5.3 etf-service.ts (6 functions)¶

Function	Change
`getSystemETFSummary()`	Add optional `projectId`. NULL = system-wide (admin only).
`getAgentETFTimeline()`	Add optional `projectId` filter.
`getAgentComparison()`	Add optional `projectId` filter.
`getETFAlerts()`	Add optional `projectId` filter.
`getAgentsWithScores()`	Add optional `projectId` filter.
`getMarkerCount()`	Add optional `projectId` filter.

5.4 etf-calibration.ts (3 functions)¶

Function	Change
`getOutcomeCorrelation()`	Add optional `projectId` to SQL WHERE.
`getComponentCorrelation()`	Add optional `projectId` to SQL WHERE.
`getSelfReportCorrelation()`	Add optional `projectId` to SQL WHERE.

5.5 claude-chat.ts (2 functions)¶

Function	Change
`chatWithAgent()`	CRITICAL: Accept `projectId`. Load message history filtered by `projectId`. System prompt must include "You are working exclusively for {client_name} on {project_name}."
`getChatHistory()`	Add required `projectId` filter. Never return cross-project messages.

5.6 discussion services (3 functions)¶

Function	Change
`createDiscussion()`	Enforce `projectId` is NOT NULL (currently nullable).
`listDiscussions()`	Add required `projectId` filter for client-facing, optional for admin.
`getDiscussion()`	Verify project ownership before returning data.

6. Redis Key Namespacing¶

6.1 Strategy¶

All Redis keys that store per-execution or per-agent-session data get prefixed with {project_id}:. Keys that are truly global (health, config) stay unprefixed.

6.2 Key Changes¶

Current Key	New Key	Scope
`exec_dedup:{work_item_id}`	`exec_dedup:{project_id}:{work_item_id}`	Per-project dedup
`ge:idem:{work_item_id}:{action}`	`ge:idem:{project_id}:{work_item_id}:{action}`	Per-project idempotency
`ge:wal:{work_item_id}`	`ge:wal:{project_id}:{work_item_id}`	Per-project WAL
`work_item:{work_item_id}`	`work_item:{project_id}:{work_item_id}`	Per-project state machine
`hook_triggered:{comp}:{hook}`	`hook_triggered:{project_id}:{comp}:{hook}`	Per-project hook dedup
`hook_count:{comp}:{hook}`	`hook_count:{project_id}:{comp}:{hook}`	Per-project hook circuit
`hook_iterations:{origin}:{hook}`	`hook_iterations:{project_id}:{origin}:{hook}`	Per-project iteration
`hook_rate:{agent}:hourly`	`hook_rate:{project_id}:{agent}:hourly`	Per-project rate
`hook:trigger_graph:{agent}`	`hook:trigger_graph:{project_id}:{agent}`	Per-project cycle detect
`cost:agent:{agent}:hourly`	No change — cost is per-agent globally	Safety limit stays global
`cost:system:daily:{date}`	No change — system budget is global	Safety limit stays global
`guardian:session:{id}`	No change — session IDs are UUID-unique	Already isolated
`ge:health:*`	No change	System health is global

6.3 Stream Changes¶

GE has two agent categories with different isolation needs:

Team-bound agents (Urszula, Floris, Faye, Koen, etc.) — belong to one team, serve that team's clients only. Shared agents (Dima, Aimee, Anna, Antje, Alexander) — serve ALL teams. Also infra agents (Alex, Tjitte, Thijmen).
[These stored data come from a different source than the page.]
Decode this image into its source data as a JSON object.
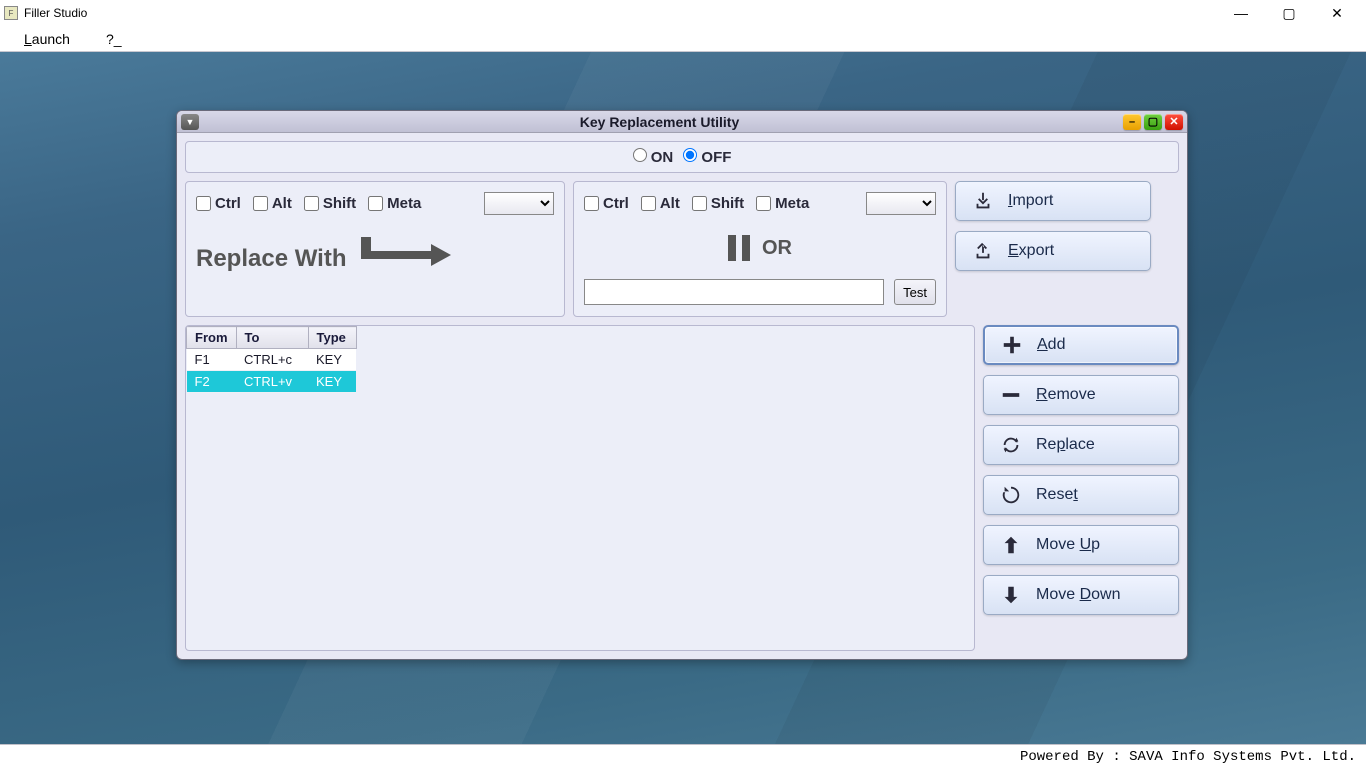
{
  "window": {
    "title": "Filler Studio"
  },
  "menubar": {
    "launch": "Launch",
    "help": "?_"
  },
  "dialog": {
    "title": "Key Replacement Utility",
    "onoff": {
      "on_label": "ON",
      "off_label": "OFF",
      "state": "off"
    },
    "modifiers": {
      "ctrl": "Ctrl",
      "alt": "Alt",
      "shift": "Shift",
      "meta": "Meta"
    },
    "replace_with_label": "Replace With",
    "or_label": "OR",
    "test_label": "Test",
    "buttons": {
      "import": "Import",
      "export": "Export",
      "add": "Add",
      "remove": "Remove",
      "replace": "Replace",
      "reset": "Reset",
      "moveup": "Move Up",
      "movedown": "Move Down"
    },
    "table": {
      "headers": {
        "from": "From",
        "to": "To",
        "type": "Type"
      },
      "rows": [
        {
          "from": "F1",
          "to": "CTRL+c",
          "type": "KEY",
          "selected": false
        },
        {
          "from": "F2",
          "to": "CTRL+v",
          "type": "KEY",
          "selected": true
        }
      ]
    }
  },
  "statusbar": {
    "text": "Powered By : SAVA Info Systems Pvt. Ltd."
  }
}
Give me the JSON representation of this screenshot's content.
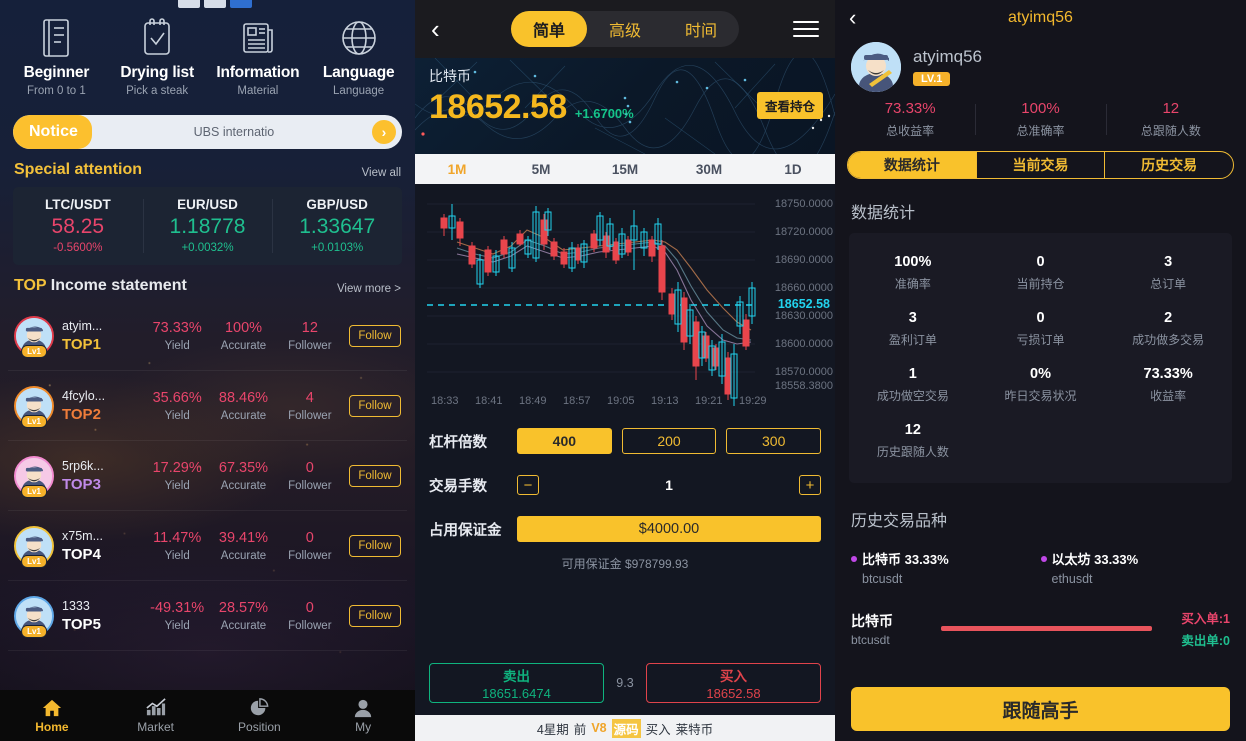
{
  "left": {
    "quick_actions": [
      {
        "icon": "book-icon",
        "title": "Beginner",
        "sub": "From 0 to 1"
      },
      {
        "icon": "checklist-icon",
        "title": "Drying list",
        "sub": "Pick a steak"
      },
      {
        "icon": "news-icon",
        "title": "Information",
        "sub": "Material"
      },
      {
        "icon": "globe-icon",
        "title": "Language",
        "sub": "Language"
      }
    ],
    "notice": {
      "tag": "Notice",
      "text": "UBS internatio",
      "arrow": "›"
    },
    "special_attention": {
      "title": "Special attention",
      "more": "View all"
    },
    "pairs": [
      {
        "name": "LTC/USDT",
        "price": "58.25",
        "change": "-0.5600%",
        "dir": "down"
      },
      {
        "name": "EUR/USD",
        "price": "1.18778",
        "change": "+0.0032%",
        "dir": "up"
      },
      {
        "name": "GBP/USD",
        "price": "1.33647",
        "change": "+0.0103%",
        "dir": "up"
      }
    ],
    "top_income": {
      "title_kw": "TOP",
      "title_rest": " Income statement",
      "more": "View more >",
      "col_labels": {
        "yield": "Yield",
        "accurate": "Accurate",
        "follower": "Follower"
      },
      "follow_label": "Follow",
      "level_badge": "Lv1",
      "rows": [
        {
          "name": "atyim...",
          "rank": "TOP1",
          "yield": "73.33%",
          "accurate": "100%",
          "follower": "12"
        },
        {
          "name": "4fcylo...",
          "rank": "TOP2",
          "yield": "35.66%",
          "accurate": "88.46%",
          "follower": "4"
        },
        {
          "name": "5rp6k...",
          "rank": "TOP3",
          "yield": "17.29%",
          "accurate": "67.35%",
          "follower": "0"
        },
        {
          "name": "x75m...",
          "rank": "TOP4",
          "yield": "11.47%",
          "accurate": "39.41%",
          "follower": "0"
        },
        {
          "name": "1333",
          "rank": "TOP5",
          "yield": "-49.31%",
          "accurate": "28.57%",
          "follower": "0"
        }
      ]
    },
    "tabbar": [
      {
        "icon": "home-icon",
        "label": "Home",
        "active": true
      },
      {
        "icon": "chart-icon",
        "label": "Market",
        "active": false
      },
      {
        "icon": "pie-icon",
        "label": "Position",
        "active": false
      },
      {
        "icon": "person-icon",
        "label": "My",
        "active": false
      }
    ]
  },
  "mid": {
    "segments": [
      {
        "label": "简单",
        "active": true
      },
      {
        "label": "高级",
        "active": false
      },
      {
        "label": "时间",
        "active": false
      }
    ],
    "hero": {
      "symbol": "比特币",
      "price": "18652.58",
      "change": "+1.6700%",
      "hold_button": "查看持仓"
    },
    "timeframes": [
      {
        "label": "1M",
        "active": true
      },
      {
        "label": "5M",
        "active": false
      },
      {
        "label": "15M",
        "active": false
      },
      {
        "label": "30M",
        "active": false
      },
      {
        "label": "1D",
        "active": false
      }
    ],
    "chart_data": {
      "type": "line",
      "title": "比特币 1M candlestick",
      "y_ticks": [
        "18750.0000",
        "18720.0000",
        "18690.0000",
        "18660.0000",
        "18630.0000",
        "18600.0000",
        "18570.0000",
        "18558.3800"
      ],
      "x_ticks": [
        "18:33",
        "18:41",
        "18:49",
        "18:57",
        "19:05",
        "19:13",
        "19:21",
        "19:29"
      ],
      "current_price_label": "18652.58",
      "ylim": [
        18558.38,
        18765.0
      ],
      "grid": true,
      "legend_position": "none",
      "xlabel": "",
      "ylabel": ""
    },
    "controls": {
      "leverage_label": "杠杆倍数",
      "leverage_options": [
        {
          "value": "400",
          "active": true
        },
        {
          "value": "200",
          "active": false
        },
        {
          "value": "300",
          "active": false
        }
      ],
      "lots_label": "交易手数",
      "lots_minus": "−",
      "lots_value": "1",
      "lots_plus": "+",
      "margin_label": "占用保证金",
      "margin_value": "$4000.00",
      "available": "可用保证金 $978799.93"
    },
    "order": {
      "sell_label": "卖出",
      "sell_price": "18651.6474",
      "spread": "9.3",
      "buy_label": "买入",
      "buy_price": "18652.58"
    },
    "footer": {
      "p1": "4星期",
      "p2": "前",
      "p3": "V8",
      "p4": "源码",
      "p5": "买入",
      "p6": "莱特币"
    }
  },
  "right": {
    "title": "atyimq56",
    "profile": {
      "username": "atyimq56",
      "level": "LV.1",
      "stats": [
        {
          "value": "73.33%",
          "label": "总收益率"
        },
        {
          "value": "100%",
          "label": "总准确率"
        },
        {
          "value": "12",
          "label": "总跟随人数"
        }
      ]
    },
    "tabs": [
      {
        "label": "数据统计",
        "active": true
      },
      {
        "label": "当前交易",
        "active": false
      },
      {
        "label": "历史交易",
        "active": false
      }
    ],
    "stats_section_title": "数据统计",
    "stats": [
      {
        "value": "100%",
        "label": "准确率"
      },
      {
        "value": "0",
        "label": "当前持仓"
      },
      {
        "value": "3",
        "label": "总订单"
      },
      {
        "value": "3",
        "label": "盈利订单"
      },
      {
        "value": "0",
        "label": "亏损订单"
      },
      {
        "value": "2",
        "label": "成功做多交易"
      },
      {
        "value": "1",
        "label": "成功做空交易"
      },
      {
        "value": "0%",
        "label": "昨日交易状况"
      },
      {
        "value": "73.33%",
        "label": "收益率"
      },
      {
        "value": "12",
        "label": "历史跟随人数"
      }
    ],
    "varieties_title": "历史交易品种",
    "varieties": [
      {
        "name": "比特币 33.33%",
        "sub": "btcusdt"
      },
      {
        "name": "以太坊 33.33%",
        "sub": "ethusdt"
      }
    ],
    "bar_row": {
      "name": "比特币",
      "sub": "btcusdt",
      "buy": "买入单:1",
      "sell": "卖出单:0"
    },
    "cta": "跟随高手"
  }
}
Current Stream	New Stream	Applies To	Rationale
`triggers.{agent}`	`triggers.{team}.{agent}`	Team-bound agents	Teams are client-bound. One stream per team per agent.
`triggers.{agent}`	`triggers.{agent}` (unchanged)	Shared agents	Shared agents keep simple stream names. Project isolation via payload (`project_id` field in message). Per-project streams were rejected because Redis XREADGROUP doesn't support wildcard subscriptions — the listener can't dynamically subscribe to new project streams at runtime.
`ge:work:incoming`	No change	All	Single intake, orchestrator routes by team/project. Data carries `client_id`/`project_id` (fixed in §0.2).
`ge:work:completed`	No change (XADD includes `project_id` + `client_id` — fixed in §0.2)	All	Fixed: `task-service.ts:updateTask()` now includes tenant fields.
`ge:events:*`	`ge:events:{team}:*`	Team events	Pub/sub channels scoped by team. Admin subscribes to all; client portal subscribes to their team only.
`dlq.{agent}`	`dlq.{team}.{agent}`	Team-bound	DLQ scoped by team.
`dlq.{agent}`	`dlq.{agent}` (unchanged)	Shared agents	Matches stream pattern.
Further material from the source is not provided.